Dr. Mounir Mokhtari, Full Professor of Class Exceptional, at Institut MINES-TELECOM in France, and Director of IPAL-CNRS (UMI 2955) French-Singaporean joint lab in Singapore 2014-2018. He received a PhD in Computer Science in the field of Human-Machine interaction in 1997 and a Research Habilitation in 2002 both from the University Pierre & Marie Curie in Paris (Sorbone University).
Mounir Mokhtari’s background is mainly in human-machine interaction in the domain of Ambient Assisted Living, Urban Health and Semantic Reasoning. Prof. Mokhtari, who has conducted several European and national projects, has supervised 15 Ph.Ds in this topic, direct supervision successfully completed and examined several ph.Ds candidates in multiple universities in France and Canada. He has over 200 publications in journals, books and international conferences.
Prof. Mounir Mokhtari was holding a Chair on Quality of Life on Aging people 2011-2016, which was funded by a major health insurance companies in France. Mounir Mokhtari is Principal Investigator (PI) and Coordinator of several National and European projects and industrial contracts (PSA Peugeot- Citroën, AXA Research Fund, Mondial Assistance, Mutuelle Generale) on smart living and wellbeing with an overall budget over 40 millions euros over the past decade.
Mounir Mokhtari is the founder of ICOST annual conference (International Conference On Smart Living and Public Health), founded in 2003 in the framework of the European Year of People with Disabilities, annual event moving regularly between Europe, Asia and North America (www.icost-society.org). ICOST proceedings are of the top 25% downloads of Nature-Springer LNCS (over 400k downloads of books and chapters).
Research and Innovation in the field of Active and Healthy Ageing supported and enabled by Information and Communication Technologies was/is a national priority in many countries for the last decades. In both developed and developing countries significant efforts and national resources invested in this area have created research capacities and expertise, as well as the communities of specialists.
Still, the current pandemic crisis has clearly demonstrated that the degree of maturity and acceptance of new technologies allowing shifting the focus of care from hospitals and residential facilities to homes (especially for older persons - those who are most vulnerable in this crisis) does not correspond to the challenges of today and tomorrow.

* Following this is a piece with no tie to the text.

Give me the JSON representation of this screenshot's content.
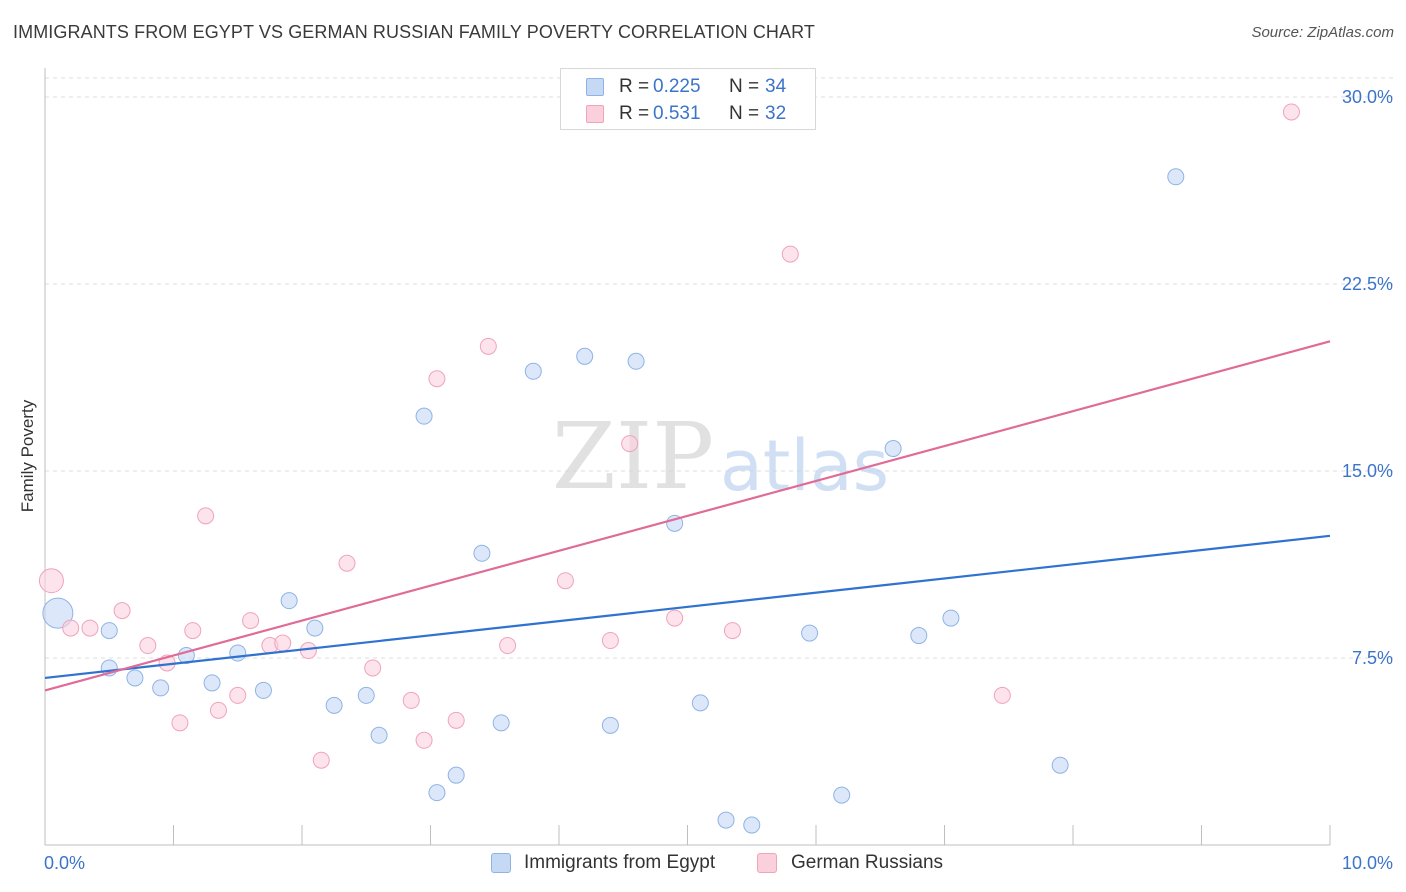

The goal of our multilateral cooperation is to capitalize on the synergies between research results achieved so far in many countries and take a visible step towards the new model of resilient homecare based on the new opportunities offered by the latest advances in Internet of Things, Big Data and Artificial Intelligence, still putting to the centre the interests of the society.
The project will deliver the novel approach to aggregating massive volumes of heterogeneous data generated by various smart devices (wearables, smart homes, smart environments, etc.) for subsequent analytical processing capable of detecting target events at large scale and providing decision-making support information to relevant stakeholders (e.g. older persons themselves, family members and carers, public authorities, etc.). The proposed approach will be instrumental in crisis situations and, at the same time, will support the gradual transition to more sustainable models of ageing.